Steve Hodel published a book, Black Dahlia Avenger, making the case that his father was the killer. It was a best seller, but he still didn’t have the whispered-about secret-evidence file containing the bugging of the Franklin house.
A chance meeting changed everything. In 2002, Fauna Hodel introduced herself to an elderly man at her L.A. gallery who said, “Hodel? That’s an unusual name. I bugged a home on Franklin Avenue of a Dr. George Hodel. Murder case of Elizabeth Short.” He was retired cop Walter Morgan, and his confirmation of the tapes’ existence gave the search new life.

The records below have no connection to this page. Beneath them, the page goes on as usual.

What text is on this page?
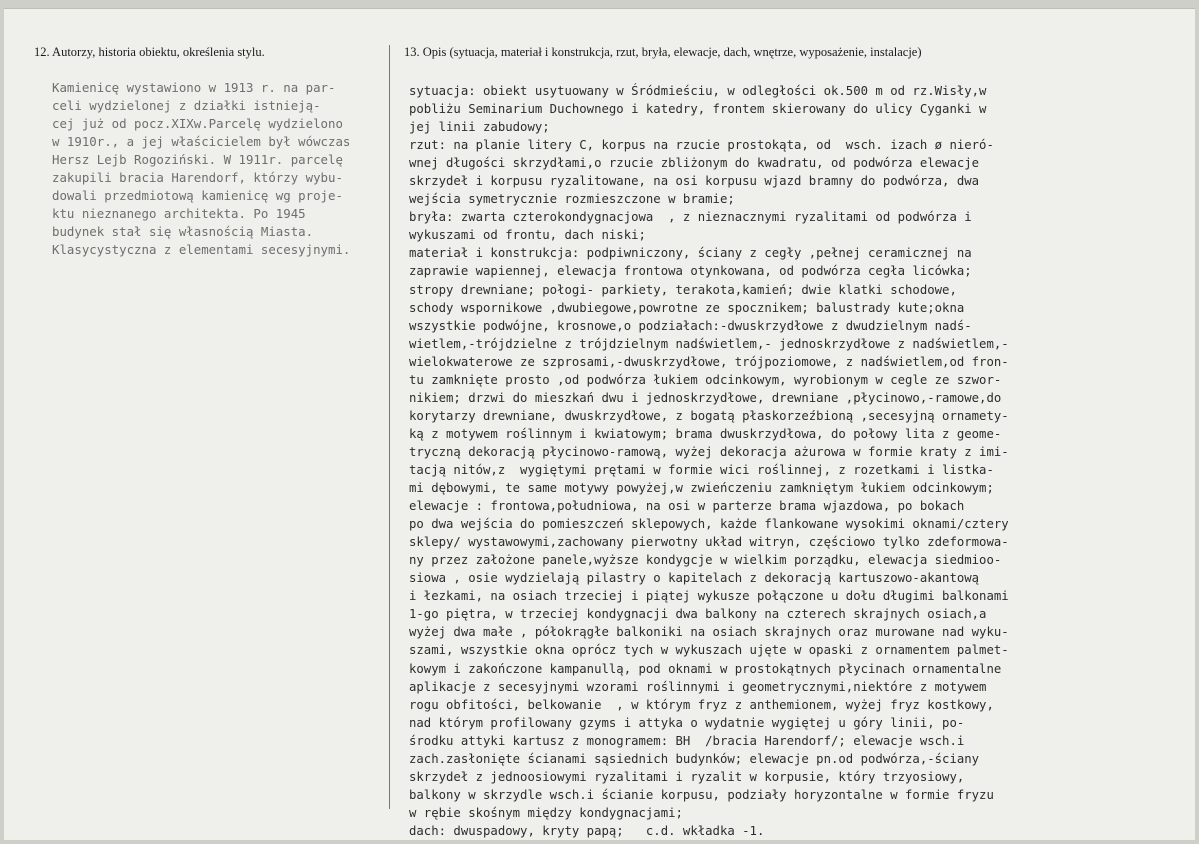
12. Autorzy, historia obiektu, określenia stylu.	13. Opis (sytuacja, materiał i konstrukcja, rzut, bryła, elewacje, dach, wnętrze, wyposażenie, instalacje)
Kamienicę wystawiono w 1913 r. na par-
celi wydzielonej z działki istnieją-
cej już od pocz.XIXw.Parcelę wydzielono
w 1910r., a jej właścicielem był wówczas
Hersz Lejb Rogoziński. W 1911r. parcelę
zakupili bracia Harendorf, którzy wybu-
dowali przedmiotową kamienicę wg proje-
ktu nieznanego architekta. Po 1945
budynek stał się własnością Miasta.
Klasycystyczna z elementami secesyjnymi.
sytuacja: obiekt usytuowany w Śródmieściu, w odległości ok.500 m od rz.Wisły,w
pobliżu Seminarium Duchownego i katedry, frontem skierowany do ulicy Cyganki w
jej linii zabudowy;
rzut: na planie litery C, korpus na rzucie prostokąta, od  wsch. izach ø nieró-
wnej długości skrzydłami,o rzucie zbliżonym do kwadratu, od podwórza elewacje
skrzydeł i korpusu ryzalitowane, na osi korpusu wjazd bramny do podwórza, dwa
wejścia symetrycznie rozmieszczone w bramie;
bryła: zwarta czterokondygnacjowa  , z nieznacznymi ryzalitami od podwórza i
wykuszami od frontu, dach niski;
materiał i konstrukcja: podpiwniczony, ściany z cegły ,pełnej ceramicznej na
zaprawie wapiennej, elewacja frontowa otynkowana, od podwórza cegła licówka;
stropy drewniane; połogi- parkiety, terakota,kamień; dwie klatki schodowe,
schody wspornikowe ,dwubiegowe,powrotne ze spocznikem; balustrady kute;okna
wszystkie podwójne, krosnowe,o podziałach:-dwuskrzydłowe z dwudzielnym nadś-
wietlem,-trójdzielne z trójdzielnym nadświetlem,- jednoskrzydłowe z nadświetlem,-
wielokwaterowe ze szprosami,-dwuskrzydłowe, trójpoziomowe, z nadświetlem,od fron-
tu zamknięte prosto ,od podwórza łukiem odcinkowym, wyrobionym w cegle ze szwor-
nikiem; drzwi do mieszkań dwu i jednoskrzydłowe, drewniane ,płycinowo,-ramowe,do
korytarzy drewniane, dwuskrzydłowe, z bogatą płaskorzeźbioną ,secesyjną ornamety-
ką z motywem roślinnym i kwiatowym; brama dwuskrzydłowa, do połowy lita z geome-
tryczną dekoracją płycinowo-ramową, wyżej dekoracja ażurowa w formie kraty z imi-
tacją nitów,z  wygiętymi prętami w formie wici roślinnej, z rozetkami i listka-
mi dębowymi, te same motywy powyżej,w zwieńczeniu zamkniętym łukiem odcinkowym;
elewacje : frontowa,południowa, na osi w parterze brama wjazdowa, po bokach
po dwa wejścia do pomieszczeń sklepowych, każde flankowane wysokimi oknami/cztery
sklepy/ wystawowymi,zachowany pierwotny układ witryn, częściowo tylko zdeformowa-
ny przez założone panele,wyższe kondygcje w wielkim porządku, elewacja siedmioo-
siowa , osie wydzielają pilastry o kapitelach z dekoracją kartuszowo-akantową
i łezkami, na osiach trzeciej i piątej wykusze połączone u dołu długimi balkonami
1-go piętra, w trzeciej kondygnacji dwa balkony na czterech skrajnych osiach,a
wyżej dwa małe , półokrągłe balkoniki na osiach skrajnych oraz murowane nad wyku-
szami, wszystkie okna oprócz tych w wykuszach ujęte w opaski z ornamentem palmet-
kowym i zakończone kampanullą, pod oknami w prostokątnych płycinach ornamentalne
aplikacje z secesyjnymi wzorami roślinnymi i geometrycznymi,niektóre z motywem
rogu obfitości, belkowanie  , w którym fryz z anthemionem, wyżej fryz kostkowy,
nad którym profilowany gzyms i attyka o wydatnie wygiętej u góry linii, po-
środku attyki kartusz z monogramem: BH  /bracia Harendorf/; elewacje wsch.i
zach.zasłonięte ścianami sąsiednich budynków; elewacje pn.od podwórza,-ściany
skrzydeł z jednoosiowymi ryzalitami i ryzalit w korpusie, który trzyosiowy,
balkony w skrzydle wsch.i ścianie korpusu, podziały horyzontalne w formie fryzu
w rębie skośnym między kondygnacjami;
dach: dwuspadowy, kryty papą;   c.d. wkładka -1.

In 2003, L.A. Times reporter Steve Lopez located the transcripts of the tapes, which had been hidden by the case’s 1950 DA investigator. Steve Hodel wrote three follow-up books, all with new evidence. The latest one was published in 2014.
The results of Steve Hodel’s investigation have been deemed conclusive by four LAPD officials. While the public position of the LAPD is that Short’s murder is unsolved, a former head of detectives, James McMurray, has said, “Go ahead and clear the Black Dahlia case.”
For Tamar and her children, closure hasn’t been as clear cut, but in the last few years, Fauna-Elizabeth Simon says triumphantly, “We broke the chain.” Tamar is finally able to understand the cruelty done to her at every level. At the end of her life, she has four grandchildren, all emotionally healthy and enjoying careers. “I love and forgive my mother,” says Fauna-Elizabeth, the daughter she raised. The other Fauna, the one given away, says, “Tamar is the most fascinating woman I know—and the most troubled—but did she want to save the world? Yes, she did.” By shattering the Hodel curse, her daughters helped save her.